Herbs, annual, biennial, monocarpic perennial, perennial, or shrubby. Laticifers or elongated idioblasts present. Leaves alternate or in a basal rosette, rarely opposite or whorled, usually without stipules; leaf blade entire to compound. Inflorescences racemes, panicles, dichasia, pseudoumbels, or solitary flowers. Flowers actinomorphic, bisymmetric, or zygomorphic, always bisexual, usually 2-merous, rarely 3- or 4-merous. Calyx caducous, green or petaloid. Corolla choripetalous or quasi-sympetalous, very rarely absent. Anthers opening by slits. Ovary superior, syncarpous with 2 to several carpels; placentation parietal.

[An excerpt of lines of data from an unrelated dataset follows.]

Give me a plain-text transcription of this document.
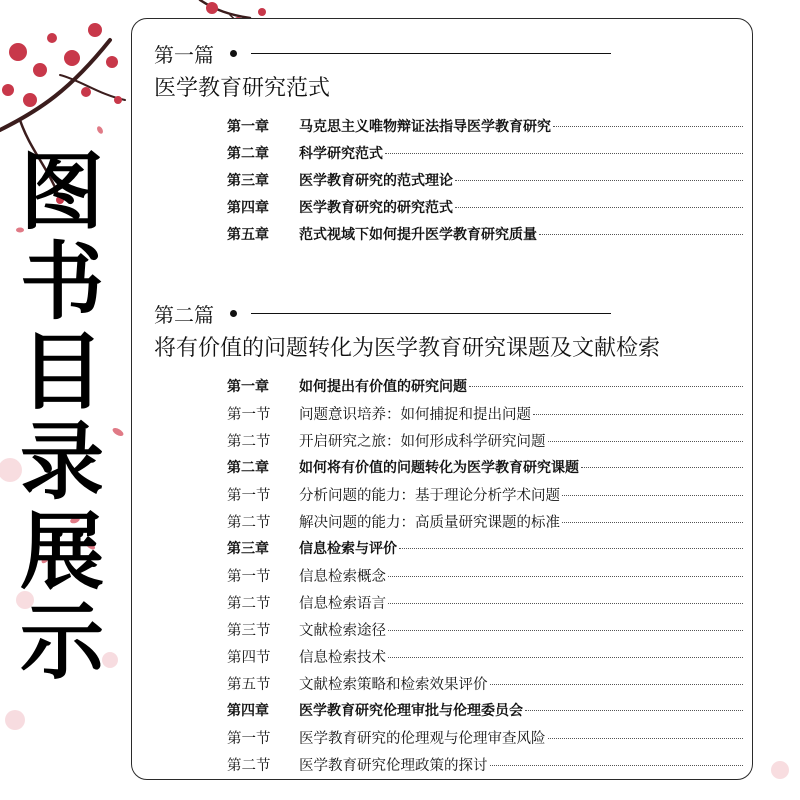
图
书
目
录
展
示
第一篇
医学教育研究范式
第一章	马克思主义唯物辩证法指导医学教育研究
第二章	科学研究范式
第三章	医学教育研究的范式理论
第四章	医学教育研究的研究范式
第五章	范式视域下如何提升医学教育研究质量
第二篇
将有价值的问题转化为医学教育研究课题及文献检索
第一章	如何提出有价值的研究问题
第一节	问题意识培养：如何捕捉和提出问题
第二节	开启研究之旅：如何形成科学研究问题
第二章	如何将有价值的问题转化为医学教育研究课题
第一节	分析问题的能力：基于理论分析学术问题
第二节	解决问题的能力：高质量研究课题的标准
第三章	信息检索与评价
第一节	信息检索概念
第二节	信息检索语言
第三节	文献检索途径
第四节	信息检索技术
第五节	文献检索策略和检索效果评价
第四章	医学教育研究伦理审批与伦理委员会
第一节	医学教育研究的伦理观与伦理审查风险
第二节	医学教育研究伦理政策的探讨
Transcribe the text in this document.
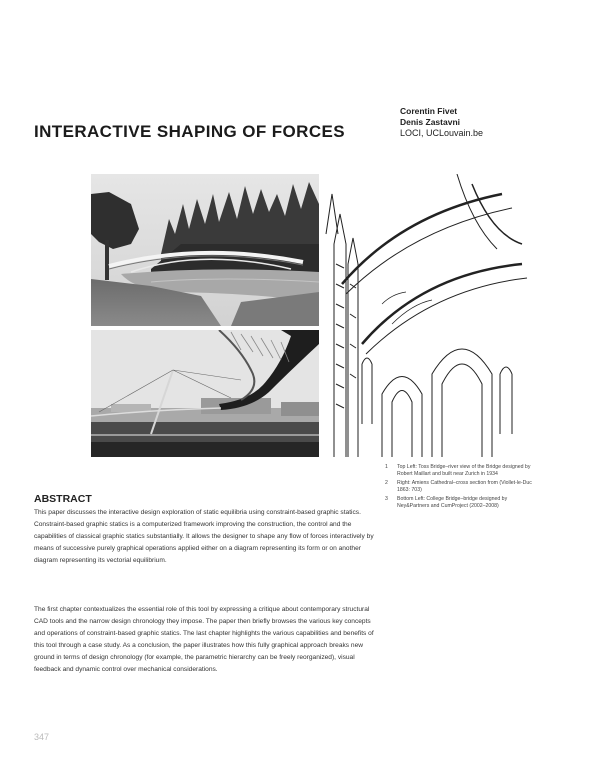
Corentin Fivet
Denis Zastavni
LOCI, UCLouvain.be
INTERACTIVE SHAPING OF FORCES
1	Top Left: Toss Bridge–river view of the Bridge designed by Robert Maillart and built near Zurich in 1934
2	Right: Amiens Cathedral–cross section from (Viollet-le-Duc 1863: 703)
3	Bottom Left: College Bridge–bridge designed by Ney&Partners and CumProject (2002–2008)
ABSTRACT

This paper discusses the interactive design exploration of static equilibria using constraint-based graphic statics. Constraint-based graphic statics is a computerized framework improving the construction, the control and the capabilities of classical graphic statics substantially. It allows the designer to shape any flow of forces interactively by means of successive purely graphical operations applied either on a diagram representing its form or on another diagram representing its vectorial equilibrium.

The first chapter contextualizes the essential role of this tool by expressing a critique about contemporary structural CAD tools and the narrow design chronology they impose. The paper then briefly browses the various key concepts and operations of constraint-based graphic statics. The last chapter highlights the various capabilities and benefits of this tool through a case study. As a conclusion, the paper illustrates how this fully graphical approach breaks new ground in terms of design chronology (for example, the parametric hierarchy can be freely reorganized), visual feedback and dynamic control over mechanical considerations.

347
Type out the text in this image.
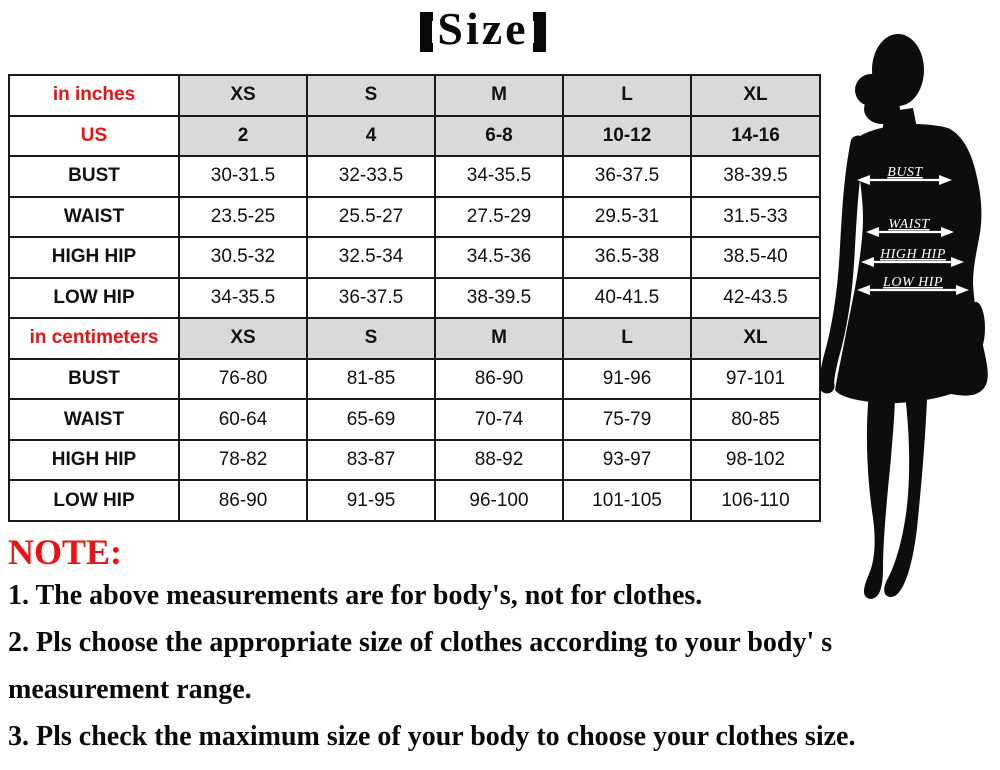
Size
in inches	XS	S	M	L	XL
US	2	4	6-8	10-12	14-16
BUST	30-31.5	32-33.5	34-35.5	36-37.5	38-39.5
WAIST	23.5-25	25.5-27	27.5-29	29.5-31	31.5-33
HIGH HIP	30.5-32	32.5-34	34.5-36	36.5-38	38.5-40
LOW HIP	34-35.5	36-37.5	38-39.5	40-41.5	42-43.5
in centimeters	XS	S	M	L	XL
BUST	76-80	81-85	86-90	91-96	97-101
WAIST	60-64	65-69	70-74	75-79	80-85
HIGH HIP	78-82	83-87	88-92	93-97	98-102
LOW HIP	86-90	91-95	96-100	101-105	106-110
BUST
WAIST
HIGH HIP
LOW HIP
NOTE:

1. The above measurements are for body's, not for clothes.

2. Pls choose the appropriate size of clothes according to your body' s measurement range.

3. Pls check the maximum size of your body to choose your clothes size.
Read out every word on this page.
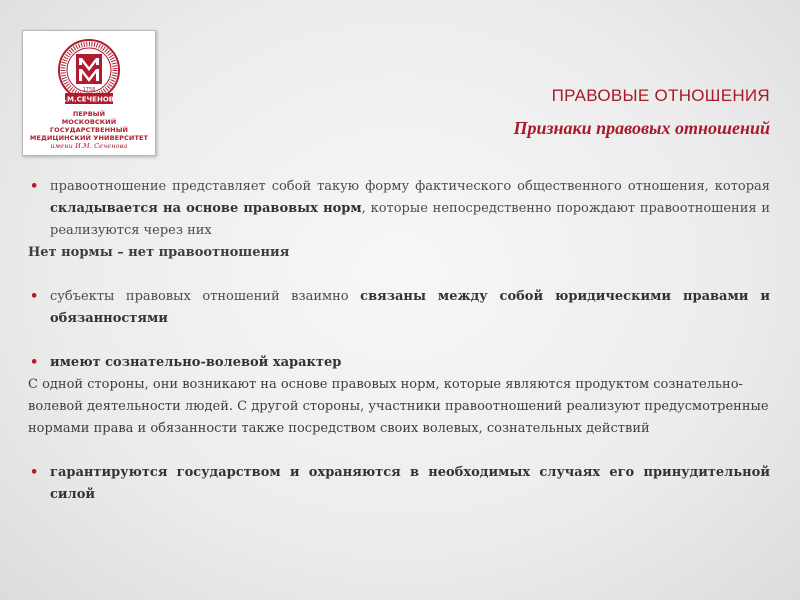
И.М.СЕЧЕНОВА
1758
ПЕРВЫЙ
МОСКОВСКИЙ ГОСУДАРСТВЕННЫЙ
МЕДИЦИНСКИЙ УНИВЕРСИТЕТ
имени И.М. Сеченова
ПРАВОВЫЕ ОТНОШЕНИЯ
Признаки правовых отношений

• правоотношение представляет собой такую форму фактического общественного отношения, которая складывается на основе правовых норм, которые непосредственно порождают правоотношения и реализуются через них

Нет нормы – нет правоотношения

• субъекты правовых отношений взаимно связаны между собой юридическими правами и обязанностями

• имеют сознательно-волевой характер

С одной стороны, они возникают на основе правовых норм, которые являются продуктом сознательно-волевой деятельности людей. С другой стороны, участники правоотношений реализуют предусмотренные нормами права и обязанности также посредством своих волевых, сознательных действий

• гарантируются государством и охраняются в необходимых случаях его принудительной силой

Forty genera and ca. 800 species: mainly in the N Hemisphere of both the Old and New Worlds, extending into Central and South America, a few in Africa; 19 genera (one endemic, two introduced) and 443 species (295 endemic, five introduced, one requiring verification) in China.
Many species are used medicinally due to the high content of alkaloids.
The two subfamilies recognized here are often treated as separate families.
Wu Chengyi, Chuang Hsuan & Su Ziyun. 1999. Papaveraceae. In: Wu Chengyi, ed., Fl. Reipubl. Popularis Sin. 32: 1-483, 541-545.